The townhouse next door had been vacant for months, and finally they started trying to sell it. While they were showing it to someone, they heard my radio, which was meant to scare away burglars. Then they realized they hadn't seen me for weeks. I'd told the president of the HOA who is a friend of mine that I was going away (and I even attended an HOA board meeting while in my car) but the house next door was vacant and the house next to that had a woman who talks all the time. I don't think any of my neighbors would break in but she would tell everyone who would tell someone who would.

So they decided I might be lying inside dead and they called the police, who kicked the door open (his footprint was still on the door.)

So I planned to get back early enough to somehow get in. Got home around 3PM. Door was shut but when I pushed it open it practically fell on the floor. Two of the 3 hinges were no longer attached to the jamb. Had to jump my car battery, buy longer screws at the hardware store, and I got it fixed up pretty good in an hour or two, by myself.

There was a police notice on the patio, that had been rained on so much I couldn't read the phone number or the case number. I'm sure the policeman was proud of his kicking ability, and they did squeeze the door back into its frame before they left.

Reply to
micky

A very well insulated hot water store will lose about 1kW/day. It might well be pennies to you, although:

1) It's still waste, and some people simply don't like waste, and will avoid it whenver they can. The personal financial loss is often immaterial; 2) If the saving are scaled to, say, a nation state - that is, every household does it - the financial and environmental savings are huge.
Reply to
RJH

This is incomeplete. The air may have warmed up in 2 hours, but everyting else is still colder, like the furniture, the walls, the studs in the walls, the floors, the ceilings, the metal appliances, the air in the closet, the clethes you left behind, everything, and that will make the furnace run more, but i can't say how much longer.

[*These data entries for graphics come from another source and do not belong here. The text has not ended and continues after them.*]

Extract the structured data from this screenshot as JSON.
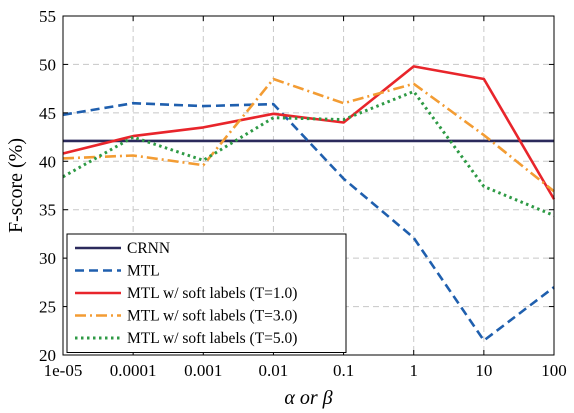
{
  "chart_data": {
    "type": "line",
    "xlabel": "α or β",
    "ylabel": "F-score (%)",
    "x": [
      "1e-05",
      "0.0001",
      "0.001",
      "0.01",
      "0.1",
      "1",
      "10",
      "100"
    ],
    "ylim": [
      20,
      55
    ],
    "yticks": [
      20,
      25,
      30,
      35,
      40,
      45,
      50,
      55
    ],
    "grid": true,
    "legend_position": "lower-left",
    "series": [
      {
        "name": "CRNN",
        "color": "#2b2a5c",
        "style": "solid",
        "values": [
          42.1,
          42.1,
          42.1,
          42.1,
          42.1,
          42.1,
          42.1,
          42.1
        ]
      },
      {
        "name": "MTL",
        "color": "#1f5fae",
        "style": "dashed",
        "values": [
          44.8,
          46.0,
          45.7,
          45.9,
          38.2,
          32.1,
          21.5,
          27.0
        ]
      },
      {
        "name": "MTL w/ soft labels (T=1.0)",
        "color": "#e8252b",
        "style": "solid",
        "values": [
          40.8,
          42.6,
          43.5,
          44.9,
          44.0,
          49.8,
          48.5,
          36.1
        ]
      },
      {
        "name": "MTL w/ soft labels (T=3.0)",
        "color": "#f39c33",
        "style": "dashdot",
        "values": [
          40.3,
          40.6,
          39.6,
          48.5,
          46.0,
          48.0,
          42.7,
          36.9
        ]
      },
      {
        "name": "MTL w/ soft labels (T=5.0)",
        "color": "#2e9a45",
        "style": "dotted",
        "values": [
          38.4,
          42.5,
          40.1,
          44.5,
          44.3,
          47.2,
          37.4,
          34.4
        ]
      }
    ]
  }
}
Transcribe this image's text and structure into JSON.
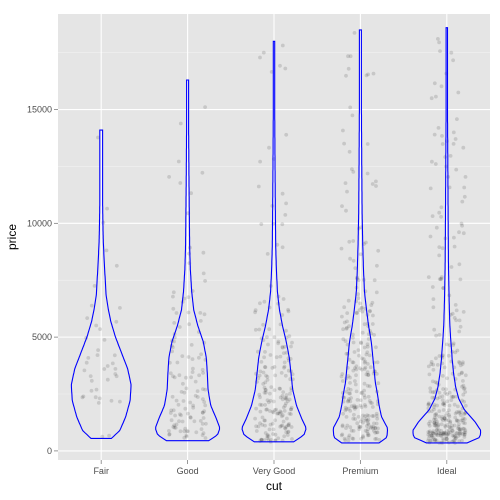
{
  "chart_data": {
    "type": "violin",
    "xlabel": "cut",
    "ylabel": "price",
    "categories": [
      "Fair",
      "Good",
      "Very Good",
      "Premium",
      "Ideal"
    ],
    "ylim": [
      -400,
      19200
    ],
    "yticks": [
      0,
      5000,
      10000,
      15000
    ],
    "grid": true,
    "legend": "none",
    "colors": {
      "panel": "#e5e5e5",
      "grid_major": "#ffffff",
      "grid_minor": "#f2f2f2",
      "violin": "#0000ff",
      "points": "#000000"
    },
    "violins": [
      {
        "name": "Fair",
        "min": 550,
        "max": 14100,
        "profile": [
          [
            550,
            0.3
          ],
          [
            900,
            0.55
          ],
          [
            1500,
            0.72
          ],
          [
            2200,
            0.85
          ],
          [
            2900,
            0.88
          ],
          [
            3600,
            0.78
          ],
          [
            4300,
            0.6
          ],
          [
            5000,
            0.42
          ],
          [
            5700,
            0.28
          ],
          [
            6300,
            0.2
          ],
          [
            6900,
            0.14
          ],
          [
            7500,
            0.12
          ],
          [
            8000,
            0.1
          ],
          [
            8600,
            0.08
          ],
          [
            9300,
            0.06
          ],
          [
            10000,
            0.05
          ],
          [
            11000,
            0.04
          ],
          [
            12000,
            0.04
          ],
          [
            13000,
            0.04
          ],
          [
            14100,
            0.04
          ]
        ]
      },
      {
        "name": "Good",
        "min": 450,
        "max": 16300,
        "profile": [
          [
            450,
            0.62
          ],
          [
            700,
            0.88
          ],
          [
            1000,
            0.95
          ],
          [
            1400,
            0.85
          ],
          [
            2000,
            0.68
          ],
          [
            2700,
            0.6
          ],
          [
            3400,
            0.58
          ],
          [
            4100,
            0.55
          ],
          [
            4800,
            0.46
          ],
          [
            5500,
            0.3
          ],
          [
            6200,
            0.18
          ],
          [
            7000,
            0.12
          ],
          [
            8000,
            0.08
          ],
          [
            9000,
            0.06
          ],
          [
            10500,
            0.05
          ],
          [
            12000,
            0.04
          ],
          [
            14000,
            0.03
          ],
          [
            16300,
            0.03
          ]
        ]
      },
      {
        "name": "Very Good",
        "min": 400,
        "max": 18000,
        "profile": [
          [
            400,
            0.58
          ],
          [
            700,
            0.88
          ],
          [
            1000,
            0.95
          ],
          [
            1400,
            0.82
          ],
          [
            2000,
            0.66
          ],
          [
            2700,
            0.55
          ],
          [
            3400,
            0.5
          ],
          [
            4100,
            0.45
          ],
          [
            4800,
            0.36
          ],
          [
            5500,
            0.25
          ],
          [
            6200,
            0.16
          ],
          [
            7000,
            0.1
          ],
          [
            8000,
            0.07
          ],
          [
            9000,
            0.05
          ],
          [
            10500,
            0.04
          ],
          [
            12500,
            0.03
          ],
          [
            15000,
            0.02
          ],
          [
            18000,
            0.02
          ]
        ]
      },
      {
        "name": "Premium",
        "min": 350,
        "max": 18500,
        "profile": [
          [
            350,
            0.55
          ],
          [
            600,
            0.78
          ],
          [
            1000,
            0.8
          ],
          [
            1500,
            0.62
          ],
          [
            2000,
            0.55
          ],
          [
            2500,
            0.5
          ],
          [
            3000,
            0.44
          ],
          [
            3600,
            0.4
          ],
          [
            4200,
            0.36
          ],
          [
            4800,
            0.32
          ],
          [
            5500,
            0.24
          ],
          [
            6200,
            0.18
          ],
          [
            7000,
            0.12
          ],
          [
            8000,
            0.09
          ],
          [
            9000,
            0.07
          ],
          [
            10500,
            0.05
          ],
          [
            12500,
            0.04
          ],
          [
            15000,
            0.03
          ],
          [
            18500,
            0.03
          ]
        ]
      },
      {
        "name": "Ideal",
        "min": 350,
        "max": 18600,
        "profile": [
          [
            350,
            0.6
          ],
          [
            600,
            0.98
          ],
          [
            900,
            1.0
          ],
          [
            1300,
            0.82
          ],
          [
            1800,
            0.52
          ],
          [
            2300,
            0.35
          ],
          [
            2800,
            0.26
          ],
          [
            3400,
            0.2
          ],
          [
            4000,
            0.16
          ],
          [
            4800,
            0.12
          ],
          [
            5500,
            0.09
          ],
          [
            6500,
            0.07
          ],
          [
            8000,
            0.05
          ],
          [
            10000,
            0.04
          ],
          [
            12500,
            0.03
          ],
          [
            15000,
            0.02
          ],
          [
            18600,
            0.02
          ]
        ]
      }
    ]
  }
}
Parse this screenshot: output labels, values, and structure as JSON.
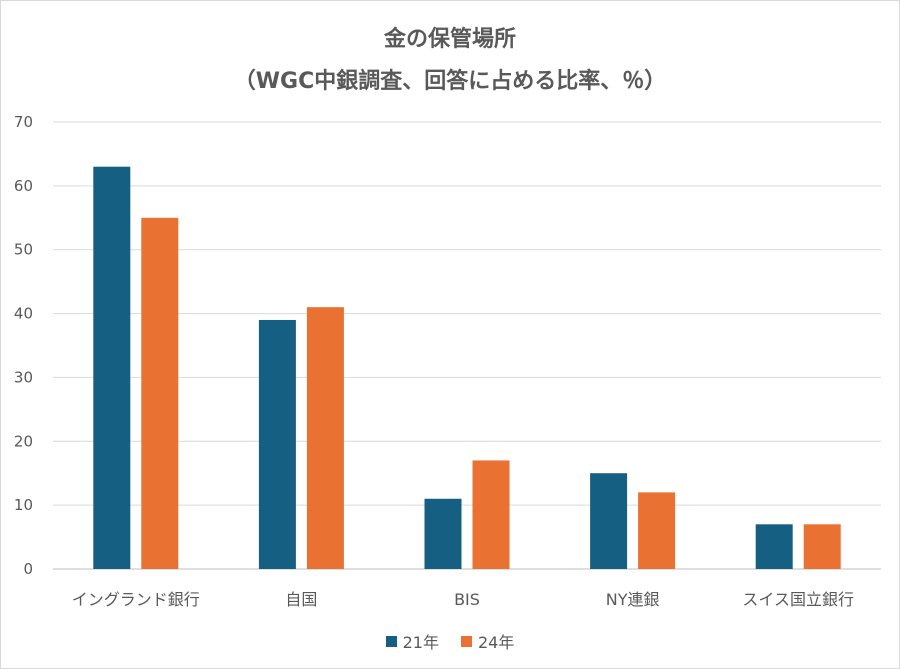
{
  "chart_data": {
    "type": "bar",
    "title": "金の保管場所",
    "subtitle": "（WGC中銀調査、回答に占める比率、％）",
    "categories": [
      "イングランド銀行",
      "自国",
      "BIS",
      "NY連銀",
      "スイス国立銀行"
    ],
    "series": [
      {
        "name": "21年",
        "values": [
          63,
          39,
          11,
          15,
          7
        ],
        "color": "#156082"
      },
      {
        "name": "24年",
        "values": [
          55,
          41,
          17,
          12,
          7
        ],
        "color": "#e97132"
      }
    ],
    "ylim": [
      0,
      70
    ],
    "yticks": [
      0,
      10,
      20,
      30,
      40,
      50,
      60,
      70
    ],
    "grid": true,
    "legend_position": "bottom"
  }
}
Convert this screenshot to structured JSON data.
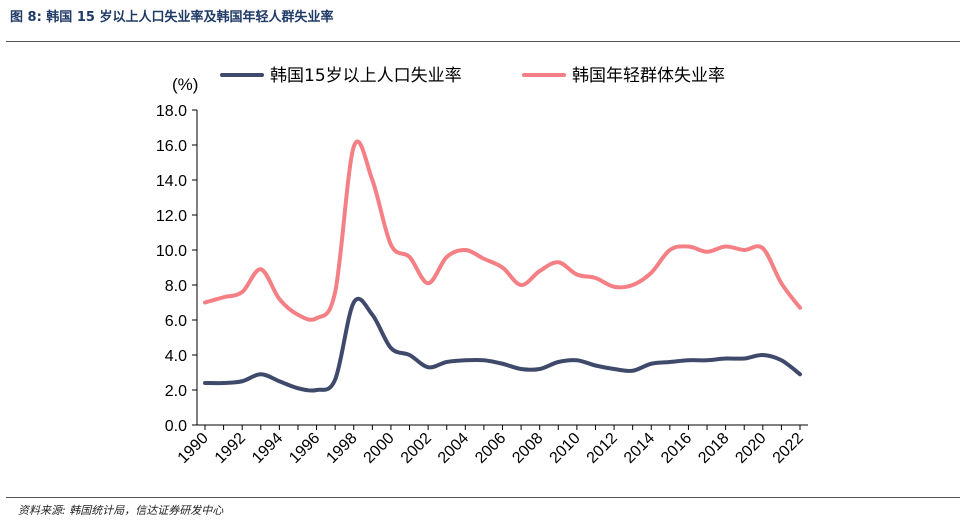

Despite all this, the house radiated and convected a lot less heat when it was 20 or 30 degrees cooler**, and I wasn't wrong about that, only about how long it takes to fully warm the house and its contents.

**Or maybe even 40 or 50 degrees cooler. That's why I drain my pipes, in case it goes below 32. It was't nearly that cold when I got home the last time, but maybe it had been colder inside than then and warmed up when it got warmer out.
Reply to
micky

Not so fast, Eddie.

Hot is relative, there is no official defined range. If the water comes out warmer than it goes in, it could be considered a hot water heater.

Reply to
Skid Marks

But, is there a loss? The rate of heat loss is on a curve and does slow down as the differential decreases toward ambient. After a period of time the water temperature has gone down, but when you want to take a shower, you have to bring it back up to temperature. What is the cost of bringing up the entire 40 gallons versus maintaning it for that period?

If you are talking about a couple of months, sure, turn it off. A week? Negligible.

Reply to
Ed P

No, it is a water heater. It made the water hot. That is the purpose of it.